Cette vive et indiscrète interrogation, blessant Julien profondément, lui rendit toute sa folie.
—Danton a-t-il bien fait de voler? lui dit-il brusquement et d'un air qui devenait de plus en plus farouche. Les révolutionnaires du Piémont, de l'Espagne, devaient-ils compromettre le peuple par des crimes? donner à des gens même sans mérite toutes les places de l'armée, toutes les croix? les gens qui auraient porté ces croix n'eussent-ils pas redouté le retour du roi? fallait-il mettre le trésor de Turin au pillage? En un mot, mademoiselle, dit-il en s'approchant d'elle d'un air terrible, l'homme qui veut chasser l'ignorance et le crime de la terre, doit-il passer comme la tempête et faire le mal comme au hasard?

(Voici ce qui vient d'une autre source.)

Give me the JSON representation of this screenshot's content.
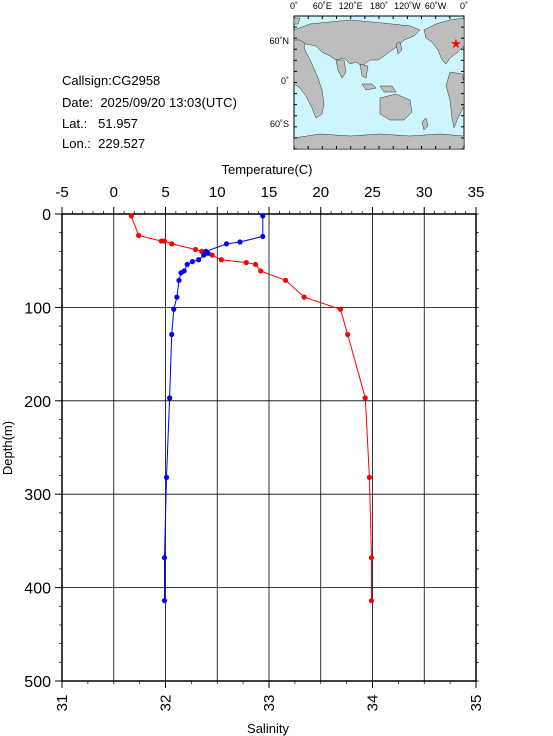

Mathilde eut peur, ne put soutenir son regard, et recula deux pas. Elle le regarda un instant; puis, honteuse de sa peur, d'un pas léger elle sortit de la bibliothèque.
CHAPITRE X
LA REINE MARGUERITE
Amour! dans quelle folie ne parviens-tu pas à nous faire trouver du plaisir?
Lettre d'une RELIGIEUSE PORTUGAISE.
Julien relut ses lettres. Quand la cloche du dîner se fit entendre: Combien je dois avoir été ridicule aux yeux de cette poupée parisienne! se dit-il; quelle folie de lui dire réellement ce à quoi je pensais! mais peut-être folie pas si grande. La vérité dans cette occasion était digne de moi.